- Release: 2005; 21 years ago
- Stable release: 1.5.2 / August 27, 2026; 1 day ago
- Written in: C with APIs for some other languages
- Operating system: FreeBSD, Linux, macOS
- Available in: English
- Type: Computer security
- License: Modified Sleepycat License
- Website: dacs.dss.ca

= Distributed Access Control System =

Distributed Access Control System (DACS) is a light-weight single sign-on and attribute-based access control system for web servers and server-based software. DACS is primarily used with Apache web servers to provide enhanced access control for web pages, CGI programs and servlets, and other web-based assets, and to federate
Apache servers.

Released under an open-source license, DACS provides a modular authentication framework that supports an array of common authentication methods and a rule-based authorization engine that can grant or deny access to resources, named by URLs, based on the identity of the requestor and other contextual information. Administrators can configure DACS to identify users by employing authentication methods and user accounts already available within their organization. The resulting DACS identities are recognized at all DACS jurisdictions that have been federated.

In addition to simple web-based APIs, command-line interfaces are also provided to much of the functionality.
Most web-based APIs can return XML or JSON documents.

Development of DACS began in 2001, with the first open source release made available in 2005.

==Authentication==
DACS can use any of the following authentication methods and account types:
- X.509 client certificates via SSL
- self-issued or managed Information Cards (InfoCards) (deprecated)
- two-factor authentication
- OpenID Connect (OIDC) Relying Party
- Counter-based, time-based, or grid-based one-time passwords, including security tokens
- Unix-like systems' password-based accounts
- Apache authentication modules and their password files
- Windows NT LAN Manager (NTLM) accounts
- LDAP or Microsoft Active Directory (ADS) accounts
- RADIUS accounts
- Central Authentication Service (CAS)
- HTTP-requests (e.g., Google ClientLogin)
- PAM-based accounts
- private username/password databases with salted password hashing using SHA-1, SHA-2, or SHA-3 functions, PBKDF2, or scrypt
- imported identities
- computed identities

The extensible architecture allows new methods to be introduced.

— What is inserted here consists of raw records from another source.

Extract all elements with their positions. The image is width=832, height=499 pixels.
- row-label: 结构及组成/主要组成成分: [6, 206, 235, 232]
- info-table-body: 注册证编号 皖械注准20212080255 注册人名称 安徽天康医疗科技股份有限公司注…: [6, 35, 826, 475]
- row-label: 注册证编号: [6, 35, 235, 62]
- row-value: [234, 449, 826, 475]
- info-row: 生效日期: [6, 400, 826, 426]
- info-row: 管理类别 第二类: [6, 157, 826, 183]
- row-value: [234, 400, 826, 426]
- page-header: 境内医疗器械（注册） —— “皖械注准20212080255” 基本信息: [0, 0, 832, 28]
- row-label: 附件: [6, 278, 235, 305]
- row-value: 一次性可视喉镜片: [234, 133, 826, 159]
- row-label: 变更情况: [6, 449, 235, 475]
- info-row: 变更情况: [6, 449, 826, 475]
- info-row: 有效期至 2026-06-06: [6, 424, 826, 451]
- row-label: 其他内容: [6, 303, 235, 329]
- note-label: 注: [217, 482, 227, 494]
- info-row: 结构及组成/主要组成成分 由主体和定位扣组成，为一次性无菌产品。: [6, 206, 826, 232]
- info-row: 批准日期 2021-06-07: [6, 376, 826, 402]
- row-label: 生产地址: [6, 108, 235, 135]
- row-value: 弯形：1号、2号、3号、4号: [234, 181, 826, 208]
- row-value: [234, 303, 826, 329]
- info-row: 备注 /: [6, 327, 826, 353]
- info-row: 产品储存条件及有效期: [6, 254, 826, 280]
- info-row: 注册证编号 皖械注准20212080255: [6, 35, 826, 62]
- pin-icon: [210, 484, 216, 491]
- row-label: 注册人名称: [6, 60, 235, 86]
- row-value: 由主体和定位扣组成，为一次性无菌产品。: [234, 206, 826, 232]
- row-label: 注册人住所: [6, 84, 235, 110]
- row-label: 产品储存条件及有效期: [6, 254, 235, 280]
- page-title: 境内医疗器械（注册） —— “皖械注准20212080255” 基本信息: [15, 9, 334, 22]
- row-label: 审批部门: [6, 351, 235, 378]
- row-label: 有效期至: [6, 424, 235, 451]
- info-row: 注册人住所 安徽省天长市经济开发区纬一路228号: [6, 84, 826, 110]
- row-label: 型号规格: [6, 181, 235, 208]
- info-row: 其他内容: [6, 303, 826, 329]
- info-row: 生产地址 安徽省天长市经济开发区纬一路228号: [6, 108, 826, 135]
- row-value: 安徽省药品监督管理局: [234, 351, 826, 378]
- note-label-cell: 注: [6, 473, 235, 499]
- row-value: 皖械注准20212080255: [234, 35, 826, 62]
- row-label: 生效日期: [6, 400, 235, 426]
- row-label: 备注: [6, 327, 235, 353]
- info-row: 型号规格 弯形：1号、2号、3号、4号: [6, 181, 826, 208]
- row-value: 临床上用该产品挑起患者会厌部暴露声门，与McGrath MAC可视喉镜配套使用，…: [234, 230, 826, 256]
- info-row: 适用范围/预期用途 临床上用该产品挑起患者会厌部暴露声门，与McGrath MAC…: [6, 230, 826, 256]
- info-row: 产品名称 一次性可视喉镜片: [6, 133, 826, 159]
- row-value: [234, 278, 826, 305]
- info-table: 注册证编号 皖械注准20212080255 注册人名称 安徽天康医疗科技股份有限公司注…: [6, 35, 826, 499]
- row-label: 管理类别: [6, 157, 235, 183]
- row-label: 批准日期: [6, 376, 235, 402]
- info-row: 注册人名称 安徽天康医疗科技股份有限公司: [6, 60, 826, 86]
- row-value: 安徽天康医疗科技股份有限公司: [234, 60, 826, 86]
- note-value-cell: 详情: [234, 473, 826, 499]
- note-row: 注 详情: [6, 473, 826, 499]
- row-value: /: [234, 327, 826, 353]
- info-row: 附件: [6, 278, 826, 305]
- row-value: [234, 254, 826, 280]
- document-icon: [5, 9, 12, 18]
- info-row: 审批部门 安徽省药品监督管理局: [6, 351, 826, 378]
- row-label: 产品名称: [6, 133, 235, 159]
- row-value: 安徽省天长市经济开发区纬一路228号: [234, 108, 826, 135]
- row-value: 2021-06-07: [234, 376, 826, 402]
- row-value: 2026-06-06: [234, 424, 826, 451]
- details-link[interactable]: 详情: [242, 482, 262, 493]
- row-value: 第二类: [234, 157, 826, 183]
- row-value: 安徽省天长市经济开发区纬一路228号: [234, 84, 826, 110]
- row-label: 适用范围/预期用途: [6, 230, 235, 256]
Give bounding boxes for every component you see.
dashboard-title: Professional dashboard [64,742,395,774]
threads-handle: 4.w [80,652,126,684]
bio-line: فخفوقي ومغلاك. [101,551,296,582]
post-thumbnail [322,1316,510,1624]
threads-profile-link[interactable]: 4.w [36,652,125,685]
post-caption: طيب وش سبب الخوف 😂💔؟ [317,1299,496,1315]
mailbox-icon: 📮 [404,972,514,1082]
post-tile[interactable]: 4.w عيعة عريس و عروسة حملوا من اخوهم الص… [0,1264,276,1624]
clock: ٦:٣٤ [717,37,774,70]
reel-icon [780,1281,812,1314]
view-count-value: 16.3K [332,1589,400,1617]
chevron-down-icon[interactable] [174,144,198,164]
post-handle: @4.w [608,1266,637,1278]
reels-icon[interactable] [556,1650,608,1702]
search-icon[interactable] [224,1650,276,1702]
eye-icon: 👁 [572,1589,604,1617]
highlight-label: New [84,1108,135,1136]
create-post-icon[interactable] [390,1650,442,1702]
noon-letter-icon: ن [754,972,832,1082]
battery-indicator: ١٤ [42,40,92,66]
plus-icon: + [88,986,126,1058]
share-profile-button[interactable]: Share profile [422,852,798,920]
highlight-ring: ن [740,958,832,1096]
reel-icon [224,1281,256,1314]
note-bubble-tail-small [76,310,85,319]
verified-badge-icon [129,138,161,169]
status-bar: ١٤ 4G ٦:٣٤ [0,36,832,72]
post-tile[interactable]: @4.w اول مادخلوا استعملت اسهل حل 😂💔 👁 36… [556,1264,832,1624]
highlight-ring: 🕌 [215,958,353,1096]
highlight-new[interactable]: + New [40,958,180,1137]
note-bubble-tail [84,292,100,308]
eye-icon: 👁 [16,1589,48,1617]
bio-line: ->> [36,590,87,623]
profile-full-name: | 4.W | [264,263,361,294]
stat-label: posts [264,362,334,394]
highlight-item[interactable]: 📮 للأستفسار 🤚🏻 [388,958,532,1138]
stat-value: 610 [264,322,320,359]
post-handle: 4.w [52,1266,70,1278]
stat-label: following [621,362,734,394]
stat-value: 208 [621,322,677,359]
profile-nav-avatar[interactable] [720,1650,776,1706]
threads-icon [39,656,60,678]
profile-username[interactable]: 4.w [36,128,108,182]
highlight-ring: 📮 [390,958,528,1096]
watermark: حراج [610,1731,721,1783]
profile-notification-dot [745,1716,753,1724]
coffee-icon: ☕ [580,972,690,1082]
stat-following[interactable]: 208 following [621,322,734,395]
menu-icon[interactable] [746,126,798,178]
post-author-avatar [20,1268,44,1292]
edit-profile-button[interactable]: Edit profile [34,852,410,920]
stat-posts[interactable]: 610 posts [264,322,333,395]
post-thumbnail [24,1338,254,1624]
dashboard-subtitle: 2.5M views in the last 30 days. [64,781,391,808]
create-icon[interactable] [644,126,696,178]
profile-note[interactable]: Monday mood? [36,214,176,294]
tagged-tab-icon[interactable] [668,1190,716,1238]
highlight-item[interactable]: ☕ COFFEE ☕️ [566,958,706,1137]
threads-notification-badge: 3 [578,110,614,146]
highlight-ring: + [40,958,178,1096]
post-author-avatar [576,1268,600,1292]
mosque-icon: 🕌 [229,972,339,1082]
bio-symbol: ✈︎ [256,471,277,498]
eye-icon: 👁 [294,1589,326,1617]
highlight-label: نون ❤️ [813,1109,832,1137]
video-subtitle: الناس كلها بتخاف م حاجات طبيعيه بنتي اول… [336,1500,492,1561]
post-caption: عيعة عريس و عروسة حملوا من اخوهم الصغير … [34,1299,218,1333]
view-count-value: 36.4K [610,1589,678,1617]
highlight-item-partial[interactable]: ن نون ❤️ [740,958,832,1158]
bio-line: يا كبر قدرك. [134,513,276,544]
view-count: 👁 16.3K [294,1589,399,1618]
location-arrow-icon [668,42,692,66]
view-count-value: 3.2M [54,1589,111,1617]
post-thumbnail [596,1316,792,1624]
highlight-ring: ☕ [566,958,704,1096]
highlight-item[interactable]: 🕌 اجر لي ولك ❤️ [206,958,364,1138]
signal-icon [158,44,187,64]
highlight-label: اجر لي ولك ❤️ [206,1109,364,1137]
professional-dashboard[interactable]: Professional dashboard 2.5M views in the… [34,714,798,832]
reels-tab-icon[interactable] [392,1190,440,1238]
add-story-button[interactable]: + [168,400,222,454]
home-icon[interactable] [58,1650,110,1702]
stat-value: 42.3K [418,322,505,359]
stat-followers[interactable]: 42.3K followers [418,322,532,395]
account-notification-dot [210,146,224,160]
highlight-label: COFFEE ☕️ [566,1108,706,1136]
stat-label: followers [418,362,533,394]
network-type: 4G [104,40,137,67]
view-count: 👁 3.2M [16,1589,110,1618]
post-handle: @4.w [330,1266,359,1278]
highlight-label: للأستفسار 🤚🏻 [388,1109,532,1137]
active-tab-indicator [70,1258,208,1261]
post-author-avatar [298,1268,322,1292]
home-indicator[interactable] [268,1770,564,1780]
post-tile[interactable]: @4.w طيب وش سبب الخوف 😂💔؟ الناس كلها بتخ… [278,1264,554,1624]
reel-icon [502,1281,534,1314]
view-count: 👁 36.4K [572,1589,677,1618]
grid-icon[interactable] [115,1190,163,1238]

The DACS distribution includes various cryptographic functionality,
such as message digests, HMACs,
symmetric and public key encryption,
ciphers (ChaCha20, OpenSSL),
digital signatures,
password-based key derivation functions (HKDF, PBKDF2),
and
memory-hard key derivation functions (scrypt, Argon2),
much of which is available from a simple scripting language.

DACS can also act as an Identity Provider for InfoCards and function as a Relying Party,
although this functionality is deprecated.

==Authorization==
DACS performs access control by evaluating access control rules that are specified by an administrator.
Expressed as a set of XML documents, the rules are consulted at run-time to determine
whether access to a given resource should be granted or denied.
As access control rules can be arbitrary computations, it
combines attribute-based access control, role-based access control,
policy-based access control, delegated access control, and other approaches.
The architecture provides many possibilities to administrators.